Officials Are Human Too

May 07, 2017

Every match win involves some luck. Whether it’s the coin toss or the bounce off a clipped net, some events in a tennis match are outside of a player’s control. And the sport accepts that. But we shouldn’t accept it when it comes to line calls, especially when there is technology that can prevent line call errors.

It is hard to find a better recent example of the frustration of a bad call than the overrule in the semifinal of the Monte Carlo Masters two weeks ago. The call happened in David Goffin and Rafael Nadal’s match and the result lost Goffin the 4-2 position in the first set that he had earned.

Clay courts don’t have player challenge systems because the visible marks the ball makes with the dirt are thought to be good enough. But the flaws of that system were exposed when the official of the semifinal overruled an “out” call on a long backhand hit by Rafael Nadal. The official checked his decision by coming down from his chair to look at the mark, but he looked at the wrong place and called the ball ‘in’. Video replay made it clear that the ball was well out, though nothing could be done at that point.

Goffin, who has yet to win a Masters title, seemed to feel that fate was against him after that mistake. He couldn’t get his head back in the match from that point on.

The existence of video review and other decision aids in sport are a recognition that even the most well-trained and determined officials can make mistakes. Making calls in elite sport puts a lot of pressure on human attention and perception, and no one is infallible.

So how can we reduce preventable errors on calls?

The introduction of the challenge system, which began it’s rollout in 2006, was a big step toward improving line calls. Working with colleagues at Tennis Australia and with Jeff Sackmann of the Tennis Abstract, we recently completed a study of over 1,000 challenges in professional matches. We found that players win more than 1 out of every 3 challenges. That suggests an error rate as high as 30% on the small subset of close calls that occur in a match.

However, we found that challenges were also underutilized. Challenges are made only 3 of every 100 points for men and even less for women. Men and women play an average of 60 points per set at the Grand Slams, so you could expect most sets will have 1 to 2 challenges at most. Players could afford to use more of their challenges especially in later stages of matches where points are more important.

The current challenge system is a step forward, but the system should be made available at all tour-level events, even on clay.

The current system, although less error prone than human judgment alone, is still fallible. The ball locations you see on the challenge replay are a projection based on a multi-camera system provided by Hawk-eye Technologies (now owned by Sony). That projection is an estimate, it is not the “truth”. Of course, the company has worked determinedly to get the margin of error of their system down. Reports suggest that the tracking system has an average margin of error of 3 mm. The regulation diameter of a tennis ball, according to the ITF is 67 mm, so that error is equivalent to 4% the width of a tennis ball.

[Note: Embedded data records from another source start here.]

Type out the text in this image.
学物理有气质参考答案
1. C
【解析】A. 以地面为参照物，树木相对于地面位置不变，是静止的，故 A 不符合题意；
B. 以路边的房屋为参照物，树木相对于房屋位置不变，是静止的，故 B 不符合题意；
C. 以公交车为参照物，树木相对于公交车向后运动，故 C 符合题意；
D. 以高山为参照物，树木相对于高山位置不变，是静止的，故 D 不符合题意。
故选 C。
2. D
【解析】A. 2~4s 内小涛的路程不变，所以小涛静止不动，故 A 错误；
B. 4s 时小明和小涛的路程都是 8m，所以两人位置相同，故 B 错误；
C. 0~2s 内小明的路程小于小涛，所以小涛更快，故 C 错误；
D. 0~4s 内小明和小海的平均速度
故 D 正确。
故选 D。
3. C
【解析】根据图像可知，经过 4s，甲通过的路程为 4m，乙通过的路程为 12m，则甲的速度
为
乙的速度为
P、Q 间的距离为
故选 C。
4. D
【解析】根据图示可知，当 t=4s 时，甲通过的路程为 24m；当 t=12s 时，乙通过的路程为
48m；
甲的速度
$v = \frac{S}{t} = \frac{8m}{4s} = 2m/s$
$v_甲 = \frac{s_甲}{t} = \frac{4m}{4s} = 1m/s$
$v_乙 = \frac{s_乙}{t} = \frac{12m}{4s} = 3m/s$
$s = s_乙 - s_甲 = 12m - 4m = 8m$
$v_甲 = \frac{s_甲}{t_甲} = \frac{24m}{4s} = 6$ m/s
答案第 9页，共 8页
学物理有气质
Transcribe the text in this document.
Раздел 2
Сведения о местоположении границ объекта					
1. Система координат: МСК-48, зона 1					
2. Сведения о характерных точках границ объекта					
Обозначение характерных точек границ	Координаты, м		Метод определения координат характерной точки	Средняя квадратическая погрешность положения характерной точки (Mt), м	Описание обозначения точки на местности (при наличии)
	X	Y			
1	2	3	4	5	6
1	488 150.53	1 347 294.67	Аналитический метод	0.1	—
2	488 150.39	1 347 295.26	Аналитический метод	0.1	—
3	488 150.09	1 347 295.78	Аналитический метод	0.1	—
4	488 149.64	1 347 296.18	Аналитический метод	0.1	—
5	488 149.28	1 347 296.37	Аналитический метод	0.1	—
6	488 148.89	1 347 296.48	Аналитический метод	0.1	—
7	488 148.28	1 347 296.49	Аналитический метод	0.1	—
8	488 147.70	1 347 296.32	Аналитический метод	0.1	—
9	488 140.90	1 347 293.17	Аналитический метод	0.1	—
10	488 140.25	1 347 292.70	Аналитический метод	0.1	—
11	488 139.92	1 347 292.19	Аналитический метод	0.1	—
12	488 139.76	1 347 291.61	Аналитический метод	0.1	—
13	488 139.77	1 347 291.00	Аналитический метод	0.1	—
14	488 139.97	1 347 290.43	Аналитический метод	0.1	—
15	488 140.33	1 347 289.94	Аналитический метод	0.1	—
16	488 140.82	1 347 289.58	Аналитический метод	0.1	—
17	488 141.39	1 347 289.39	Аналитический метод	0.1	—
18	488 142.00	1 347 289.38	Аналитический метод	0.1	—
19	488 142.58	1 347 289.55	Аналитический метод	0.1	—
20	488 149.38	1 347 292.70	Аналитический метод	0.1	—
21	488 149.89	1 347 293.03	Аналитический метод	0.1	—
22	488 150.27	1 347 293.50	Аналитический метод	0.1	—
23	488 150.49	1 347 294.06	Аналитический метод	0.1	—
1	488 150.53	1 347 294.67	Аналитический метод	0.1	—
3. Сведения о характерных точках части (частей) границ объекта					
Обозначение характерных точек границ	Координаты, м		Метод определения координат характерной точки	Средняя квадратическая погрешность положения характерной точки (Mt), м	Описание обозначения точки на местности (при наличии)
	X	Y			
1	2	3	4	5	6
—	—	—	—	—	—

That uncertainty would seem sufficiently small but remember it is an average so the error for any particular bounce could be something larger or smaller, which the system sadly never reports during a broadcast.

We might ask why introduce a system, whose mere presence annoys some of the sports biggest stars, if it doesn’t even provide 100% accuracy?

If we want to avoid unlucky line calls, we might still accept a system that was a massive improvement over human judgment, even if still imperfect. Research into that question suggests the current challenge system does meet that standard. In a 2008 study in the The Proceedings of the Royal Society, Series B, George Mather investigated the perceptual uncertainty of tennis line judges and found that it was 40 mm. Excellent for human performance but still magnitudes larger than tracking system performance.

So, even with the inherent flaws with estimation, the challenge system is a useful aid to have in the game. However, there is a less recognized problem that the introduction of the system has created: official bias.

The specific bias I am referring to is a side effect of challenged ‘out’ calls that are successfully overturned by the challenge system. When a call is found to have been rightfully ‘in’, the chair umpire has to decide whether the point is awarded to the player who made the shot or is replayed. The decision to award the point is equivalent to the chair concluding that the shot couldn’t be returned. These situations make up roughly 10% of all challenges.

As part of our study of challenges, we compared the official decisions on overturned ‘out’ calls to independent codes of a group of coaches from the National Academies of Tennis Australia. We found that the agreement between the expert judgment of a playable shot and the chair umpire’s judgment was around 75%. We also found that more of the disagreement was due to conservative awarding of points, that is, the chair said shots could be played more often than experts.

This highlights an example of impact bias. This bias arises when officials are averse to decisions that would have (or at least have the perception of having) a greater influence on the outcome of the game, like calling a strike when a batter already has two strikes against him. For tennis chairs, awarding a point is likely to seem the greater impact decision than replaying the point, even though they are making an influential decision in each case.

Sadly, this impact bias is much harder to detect than a bad call but more likely to occur than the kind of mistake we saw in the Monte Carlo semifinal. But there are ways the system could be remedied. I would propose an independent review, like what is used in the MLB, that would be done for every overturned ‘out’ call. Because this review would be anonymous and the decision-makers distant from the actual match, impact bias would be less likely. It is just a matter of making sure the review would be speedy enough to be acceptable to fans and players.